Mixed gender best friends.
So throughout my childhood and teenage years I have had a barrage of best friends, all with a commonality of being female. This year, however, through circumstance, I happened across a close guy friend. This is not to say I've never had male friends before - I'm not that sheltered! But through the first few weeks of this friendship it was obvious that we were really hitting it off.
I'm not entirely certain how or when this became underlined as being a best friend relationship, but many 3am phonecalls, hundreds of texts daily (well, it's best to take full advantage of unlimited texting) and having classes together, has lead to me being able to tell you that 9 months on we're pretty open about it being so!
Now, immediately I'm sure some readers will be questioning the reality of this being just a friendship. I've heard it all, from "you're emotionally dating" to "you act like a couple" to "but you must surely be in love!". No! And I shall tell you why.
Firstly, I myself have read multiple blog posts on the topic, most referencing a film called "When Harry met Sally". The theme of this film is embodied in the line:
"Men and women can't be friends - the sex gets in the way."
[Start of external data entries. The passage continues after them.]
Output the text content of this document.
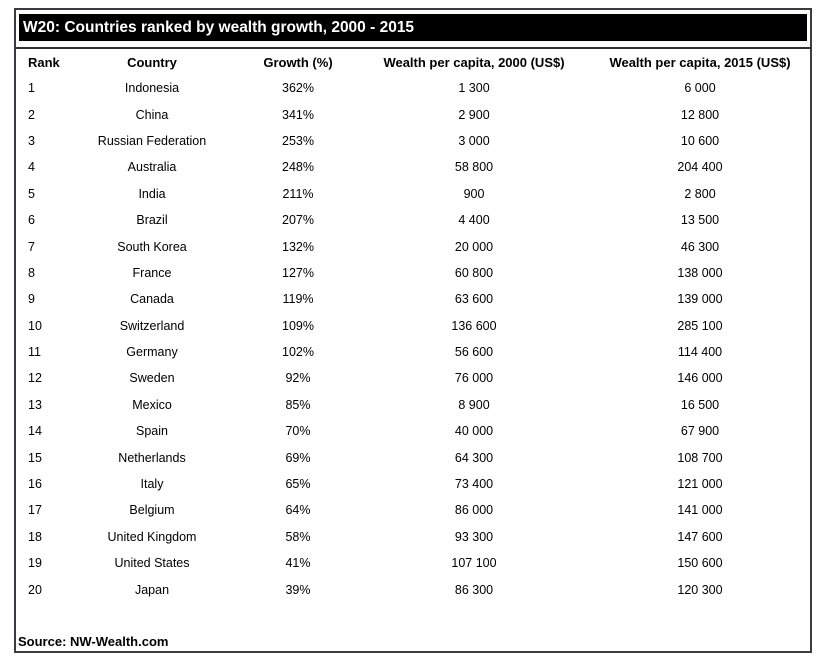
W20: Countries ranked by wealth growth, 2000 - 2015
Rank	Country	Growth (%)	Wealth per capita, 2000 (US$)	Wealth per capita, 2015 (US$)
1	Indonesia	362%	1 300	6 000
2	China	341%	2 900	12 800
3	Russian Federation	253%	3 000	10 600
4	Australia	248%	58 800	204 400
5	India	211%	900	2 800
6	Brazil	207%	4 400	13 500
7	South Korea	132%	20 000	46 300
8	France	127%	60 800	138 000
9	Canada	119%	63 600	139 000
10	Switzerland	109%	136 600	285 100
11	Germany	102%	56 600	114 400
12	Sweden	92%	76 000	146 000
13	Mexico	85%	8 900	16 500
14	Spain	70%	40 000	67 900
15	Netherlands	69%	64 300	108 700
16	Italy	65%	73 400	121 000
17	Belgium	64%	86 000	141 000
18	United Kingdom	58%	93 300	147 600
19	United States	41%	107 100	150 600
20	Japan	39%	86 300	120 300
Source: NW-Wealth.com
Intending to watch this film and instantly see its flawed misguidances, I rented it and sat down to take it in. And let me tell you... It is a really good film! Haha. However, love it though I do, I still disagree with the basic ideology. Men and women can be friends, even best friends, because not all inter-gender relationships have to be based around lust! Surely this can be seen from the rise of sexuality - bisexual and homosexual people. You would not automatically be convinced that your close homosexual friend secretly wants to get with you, and all your other friends, and this certainly would be unlikely to get in the way of your friendship with them; (And if this is an issue you are perhaps a bit homophobic).
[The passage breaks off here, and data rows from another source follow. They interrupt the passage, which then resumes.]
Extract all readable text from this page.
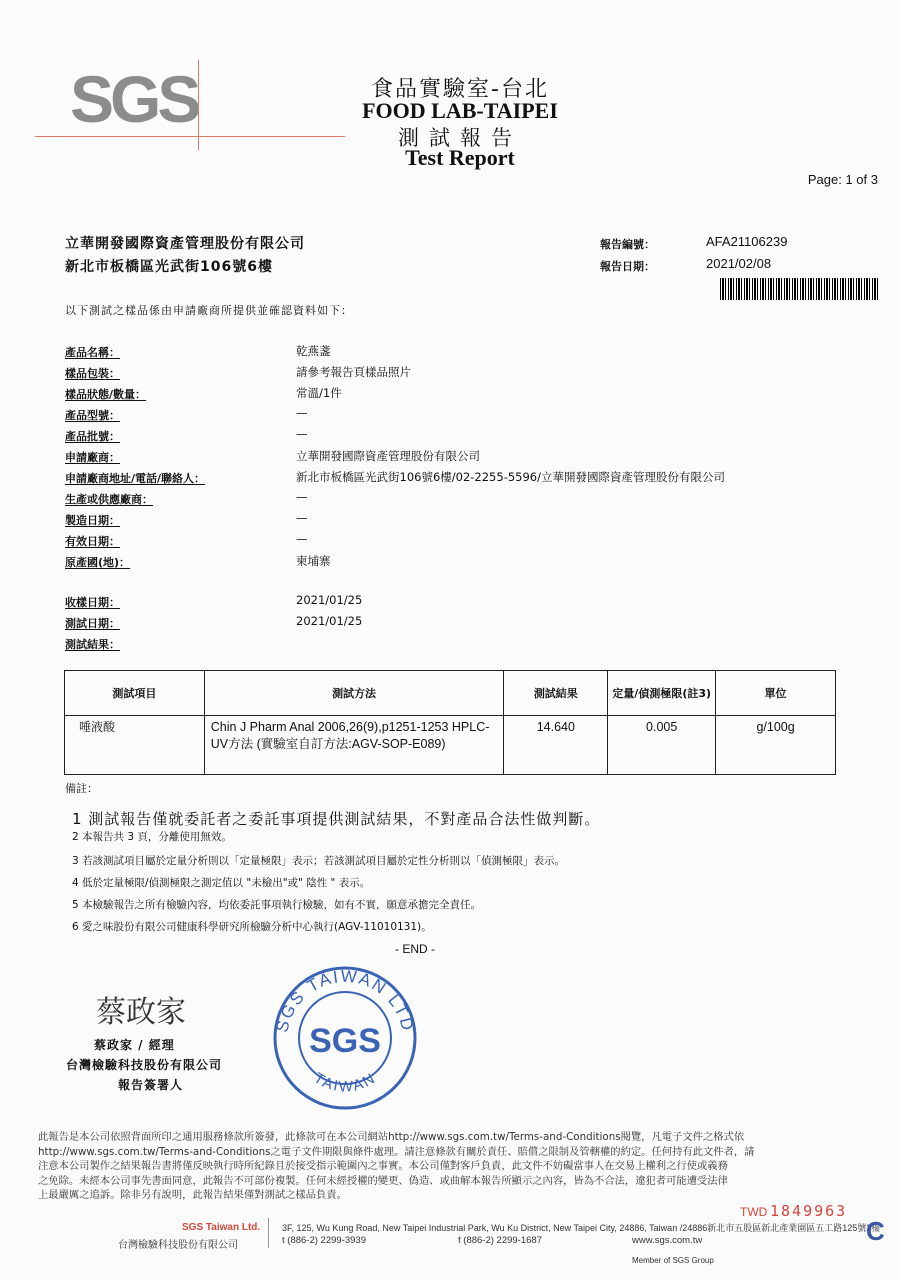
SGS	食品實驗室-台北
FOOD LAB-TAIPEI
測試報告
Test Report
Page: 1 of 3
立華開發國際資產管理股份有限公司
新北市板橋區光武街106號6樓
報告編號：	AFA21106239
報告日期：	2021/02/08
以下測試之樣品係由申請廠商所提供並確認資料如下：
產品名稱：	乾燕盞
樣品包裝：	請參考報告頁樣品照片
樣品狀態/數量：	常溫/1件
產品型號：	—
產品批號：	—
申請廠商：	立華開發國際資產管理股份有限公司
申請廠商地址/電話/聯絡人：	新北市板橋區光武街106號6樓/02-2255-5596/立華開發國際資產管理股份有限公司
生產或供應廠商：	—
製造日期：	—
有效日期：	—
原產國(地)：	柬埔寨
收樣日期：	2021/01/25
測試日期：	2021/01/25
測試結果：
測試項目	測試方法	測試結果	定量/偵測極限(註3)	單位
唾液酸	Chin J Pharm Anal 2006,26(9),p1251-1253 HPLC-UV方法 (實驗室自訂方法:AGV-SOP-E089)	14.640	0.005	g/100g
備註：
1 測試報告僅就委託者之委託事項提供測試結果，不對產品合法性做判斷。
2 本報告共 3 頁，分離使用無效。
3 若該測試項目屬於定量分析則以「定量極限」表示；若該測試項目屬於定性分析則以「偵測極限」表示。
4 低於定量極限/偵測極限之測定值以 "未檢出"或" 陰性 " 表示。
5 本檢驗報告之所有檢驗內容，均依委託事項執行檢驗，如有不實，願意承擔完全責任。
6 愛之味股份有限公司健康科學研究所檢驗分析中心執行(AGV-11010131)。
- END -
蔡政家
蔡政家 / 經理
台灣檢驗科技股份有限公司
報告簽署人
SGS TAIWAN LTD
SGS
TAIWAN
此報告是本公司依照背面所印之通用服務條款所簽發，此條款可在本公司網站http://www.sgs.com.tw/Terms-and-Conditions閱覽，凡電子文件之格式依
http://www.sgs.com.tw/Terms-and-Conditions之電子文件期限與條件處理。請注意條款有關於責任、賠償之限制及管轄權的約定。任何持有此文件者，請
注意本公司製作之結果報告書將僅反映執行時所紀錄且於接受指示範圍內之事實。本公司僅對客戶負責，此文件不妨礙當事人在交易上權利之行使或義務
之免除。未經本公司事先書面同意，此報告不可部份複製。任何未經授權的變更、偽造、或曲解本報告所顯示之內容，皆為不合法，違犯者可能遭受法律
上最嚴厲之追訴。除非另有說明，此報告結果僅對測試之樣品負責。
SGS Taiwan Ltd.
台灣檢驗科技股份有限公司
3F, 125, Wu Kung Road, New Taipei Industrial Park, Wu Ku District, New Taipei City, 24886, Taiwan /24886新北市五股區新北產業園區五工路125號3樓
t (886-2) 2299-3939	f (886-2) 2299-1687	www.sgs.com.tw
TWD 1849963
Member of SGS Group
C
So why then do guys and girls who hang around eachother not have the same lifeline?! Why accuse them of emotionally dating?
Reflecting whilst reading others' blogs, I considered that perhaps were I married to a man with a female best friend, or had a partner in the same situation, my own jealousy and misgivings on the relationship might make me rethink my attitude. However, both me and my best mate are in our late teens, and as neither of us are in such a position, it doesn't really apply to us!
I think I should share some very good reasons for you to have a best friend of the opposite gender!
Firstly, from my side of things, guys are not bitchy. And they are almost never gossip-seekers. This my friends is a breath of fresh air when you life has been so far saturated with the crazed personalities of teenage girls (And yes, it does take one to know one..) This also means that he dampens my own wish to occasionally 'bitch', and so I think that's a positive all round :)
Next, stepping away from your girl friends makes you realise how much time you spend discussing all things makeup, hair and clothes related, and how really you should be obsessing over these a little less, and the other things in life a little more. When faced with a male best friend, your relationship is pretty much just each of you being you, with much less generic stuff in the middle. This makes your friendship a lot more of an achievement! As more of the 'real you' is available to your friend.
Thirdly, guys are much more inclined to come up with nicknames. And interesting ones at that! Though I have complained at each new and ...unique name I have been called this year, as another unwelcome one arises (The most recent being 'Filby') I realise my love of the previous one! Though my attempts to convince him to revert to them are, alas, in vain. This has let me see that deep down, I do enjoy them - nicknames are a clear show of affection.
Next, I have had endless fun showing him 'girl' things. Simple things like tights, and how these have an alien concept called 'deniers'; also makeup - upon taking him with me to Boots or Superdrug, my hands do come out with pretty much every tester featuring somewhere on them.
Next, you should know that a guy's perspective is very different to a girl's one. (And if you are male, then females think very differently to you too!) Females are very emotion-led, whilst guys tend to have a more rational approach to life. fact. Girls also tend to overthink everything! as I well know! So often a guy can give a clearer opinion!
Lastly, a selfish one. The sheer fact that many of our friends don't fully understand or accept that we can be best friends (because surely, surely we will be a couple at some point..) makes me feel like more of an achiever for having a guy best friend. Not everyone has one! But I would seriously recommend it!
Okay, that was a very long blog post, especially for a first ever one.. hmm. Well done if you got to the end!